Дружинник нахмурился.

— Ра-а-анен, — протянул он. — Я забыл совсем. Иди. Там. В клети.

Однако, стоило Добронеге сделать шаг в указанную сторону, как княжеский воин подал голос:

— Ростислав, князь не велел. Ты не хуже меня слышал.

— Мать воеводы пройдет туда, куда ей надобно, — голос Ростислава звучал спокойно, но то, как он смотрел при этом на княжеского воина, говорило само за себя. Они были по разные стороны, и оба это очень хорошо понимали.

— Приказ князя, — упрямо повторил Вадим.

В это время по тем же ступеням сбежал второй свирский воин, молча пересек двор, кивнул Добронеге и скользнул нам за спину. Я нервно оглянулась и увидела, что он так же молча запирает калитку изнутри, отрезая нас всех от внешнего мира.

— Вадим, — негромко проговорил Ростислав. — Мать воеводы пройдет. И князь ее не остановит. Не доводи до беды. Раны обработать недолго. Мы дольше тут стоим.

— Приказ князя!

— Вот заладил, — возвел глаза к небу Ростислав. — Где это видано, чтобы раненому помощь не оказали?

— Он осужден.

— И что? Вот как казнят, так и говорить не о чем будет. А пока пусть идет.

— Он даже не побратим воеводы больше, — негромко произнес Вадим, касаясь рукояти меча. — Ради чего на измену идешь?

— Побратим — не побратим, это не нашего ума дело. Он — свирский воин. И измены здесь нет, Вадим. Измена — это когда своего в беде бросаешь.

— Измена — это идти поперек приказа князя.
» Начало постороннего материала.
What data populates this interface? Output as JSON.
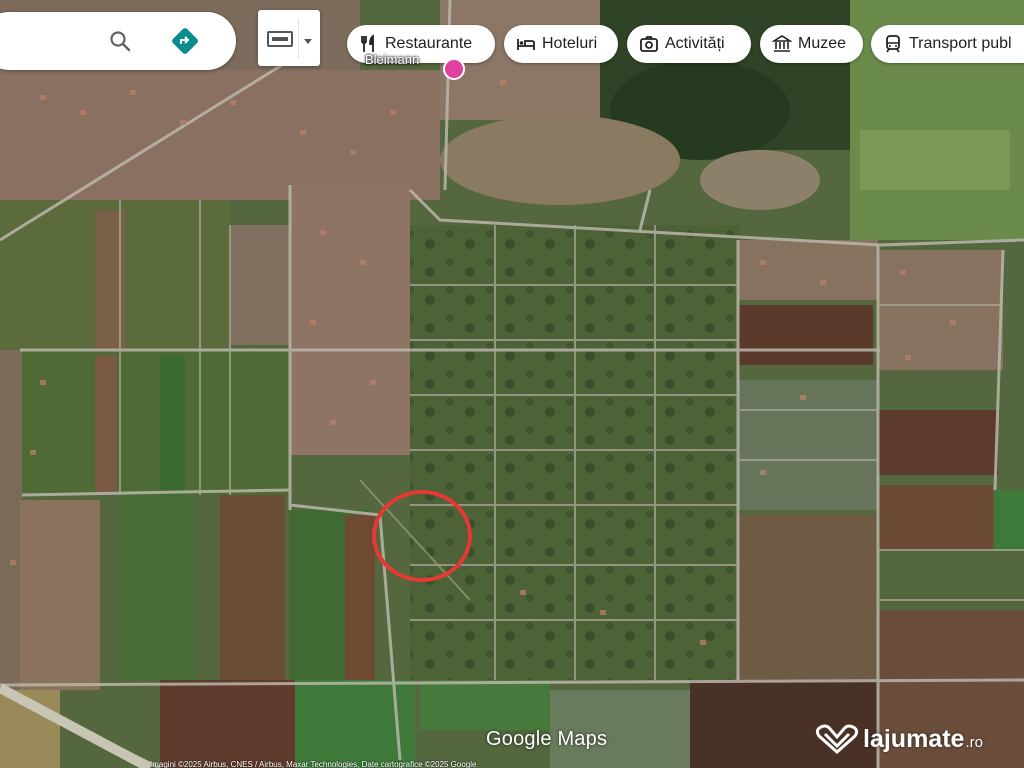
{
  "search": {
    "search_icon": "search-icon",
    "directions_icon": "directions-icon"
  },
  "layers": {
    "icon": "keyboard-icon"
  },
  "chips": [
    {
      "label": "Restaurante",
      "icon": "restaurant-icon"
    },
    {
      "label": "Hoteluri",
      "icon": "hotel-icon"
    },
    {
      "label": "Activități",
      "icon": "camera-icon"
    },
    {
      "label": "Muzee",
      "icon": "museum-icon"
    },
    {
      "label": "Transport publ",
      "icon": "train-icon"
    }
  ],
  "map": {
    "place_label": "Bleimann",
    "marker_color": "#e53935",
    "pin_color": "#e040a0"
  },
  "footer": {
    "logo": "Google Maps",
    "attribution": "Imagini ©2025 Airbus, CNES / Airbus, Maxar Technologies, Date cartografice ©2025 Google",
    "watermark": "lajumate",
    "watermark_suffix": ".ro"
  }
}
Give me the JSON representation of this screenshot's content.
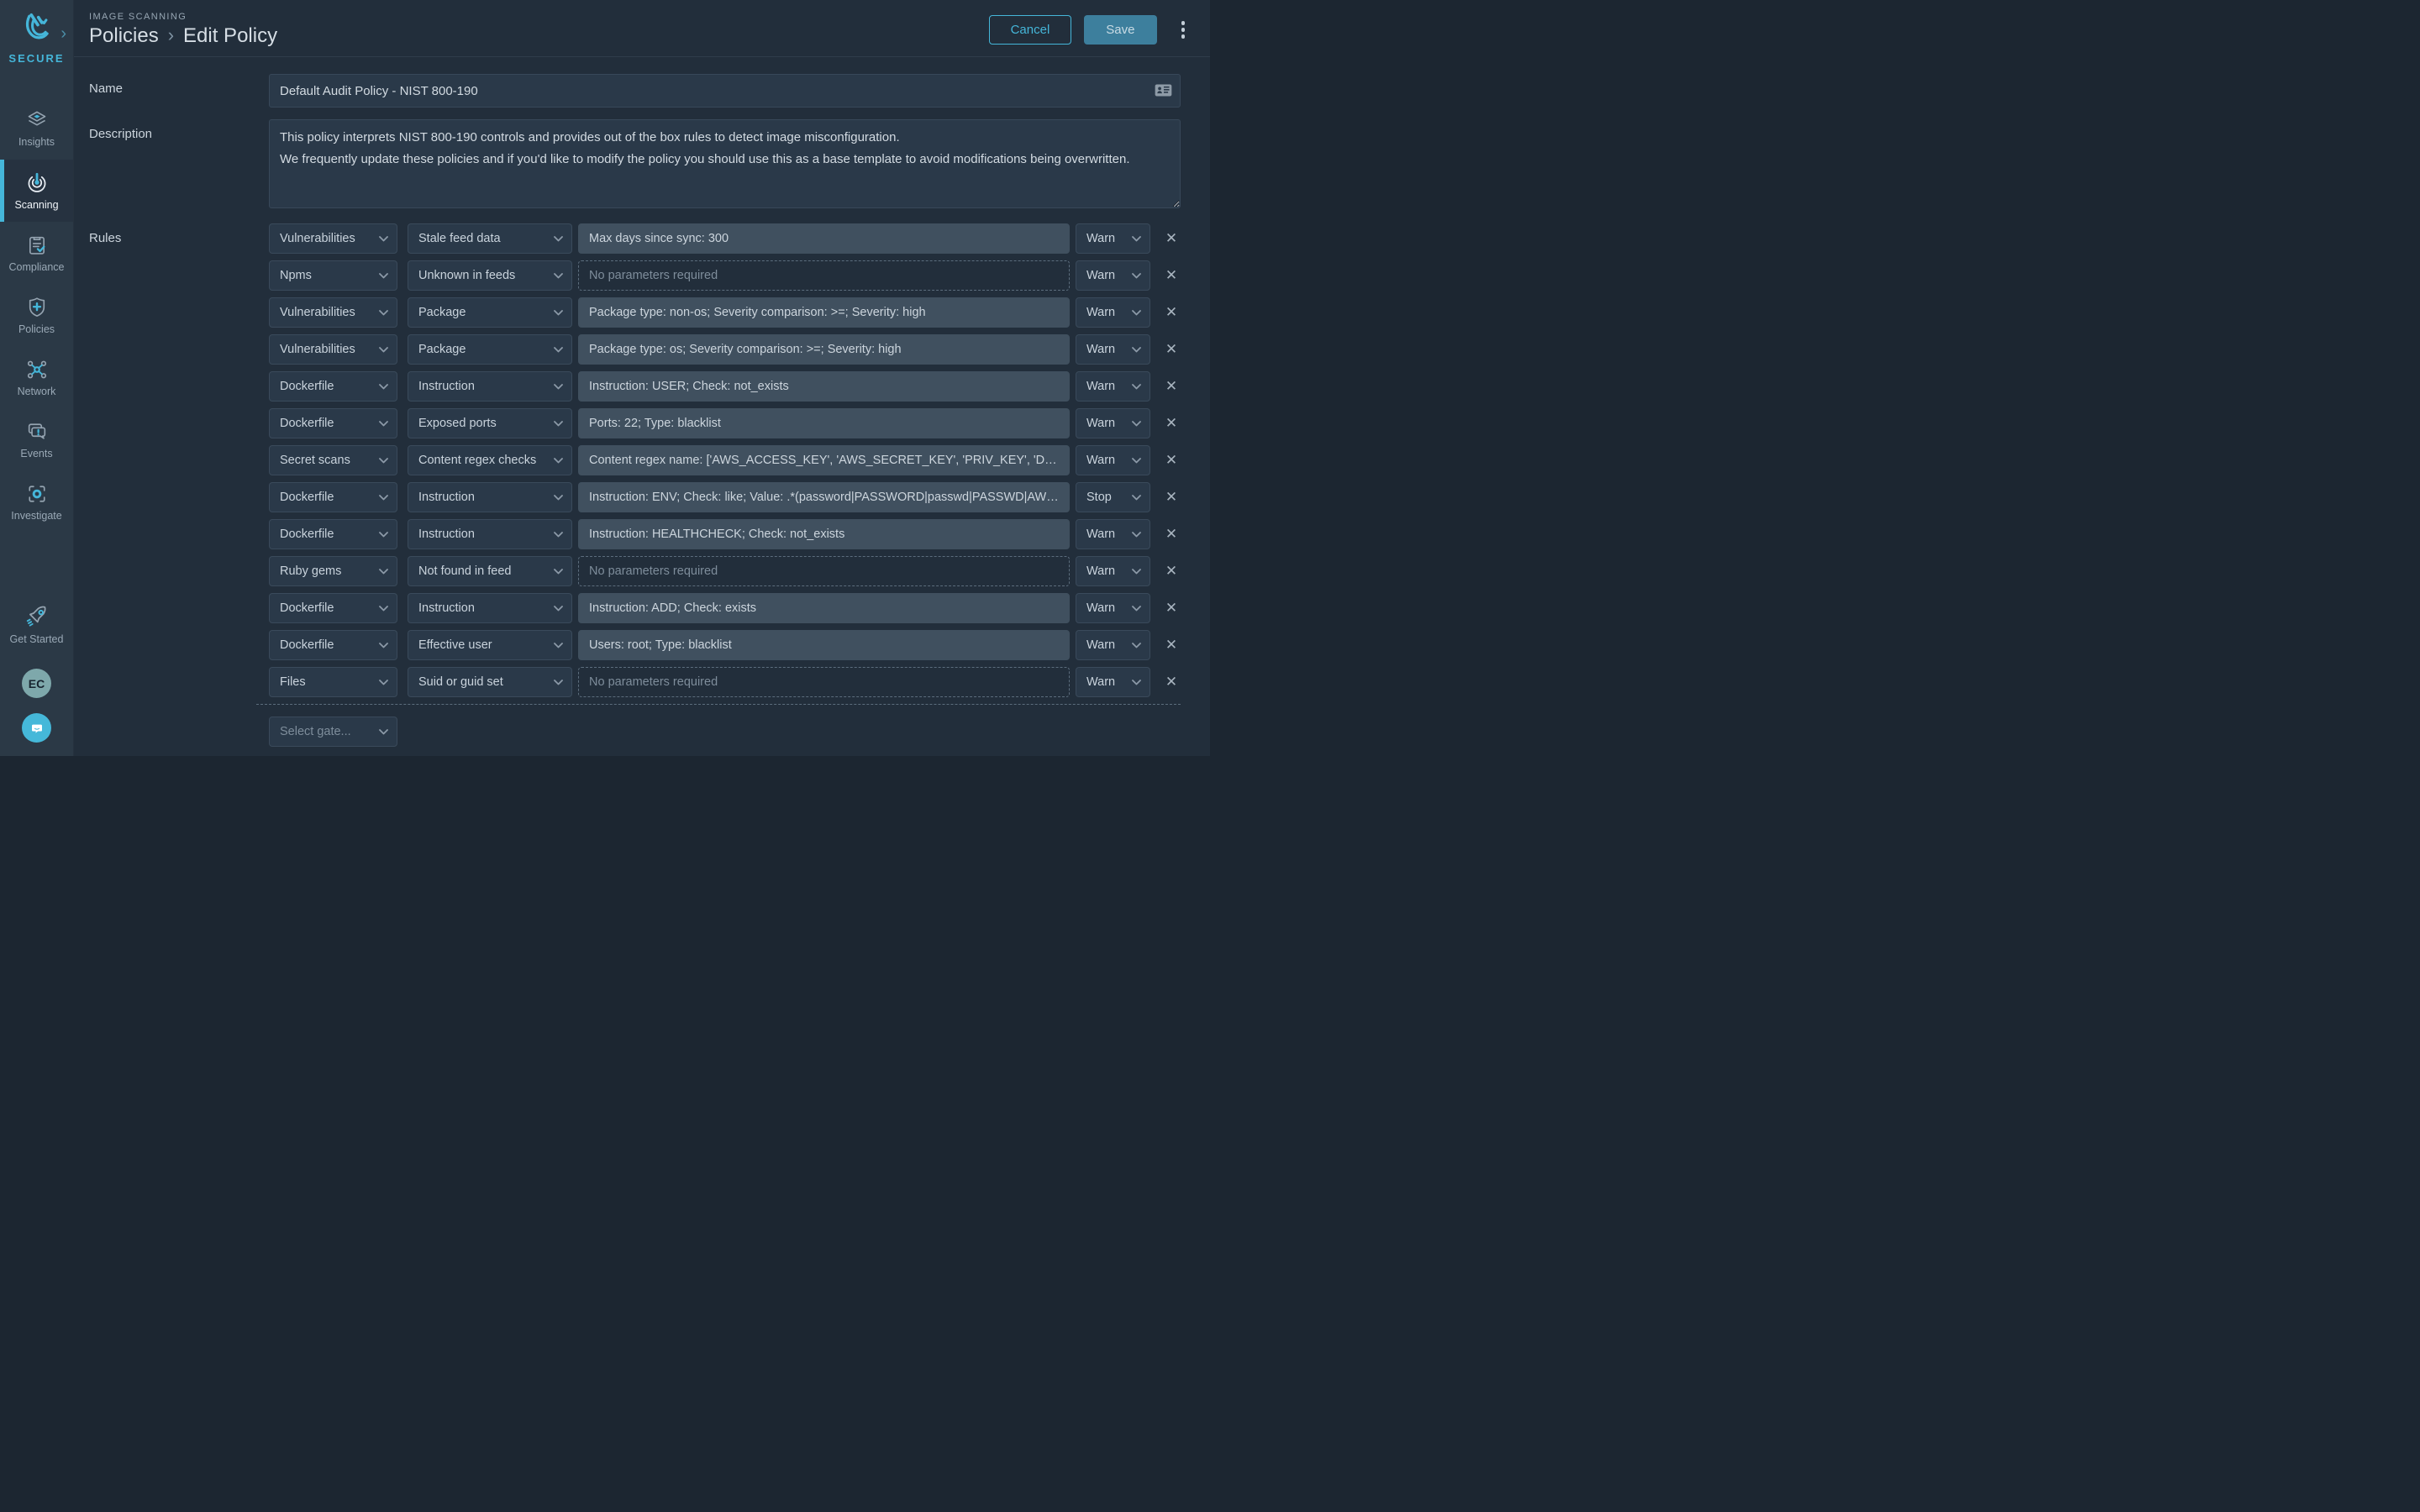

— Свирь служит Радимиру, Вадим! — Рука Ростислава тоже скользнула к поясу.

— Князь всему голова!

— Не здесь. Мы зря спорим. Они пройдут, и князь ни о чем не узнает.

— Я прямо сейчас ему скажу.

Я сглотнула, следя за рукой Ростислава. Смуглая ладонь легла на рукоять, и меч медленно пополз из ножен. Солнце заблестело на лезвии.

— Если ты скажешь князю, накличешь беду. Вас мало здесь, Вадим. А Свирь за Радимира встанет. Так что ты останешься здесь, и столько хороших людей завтра солнышко увидят.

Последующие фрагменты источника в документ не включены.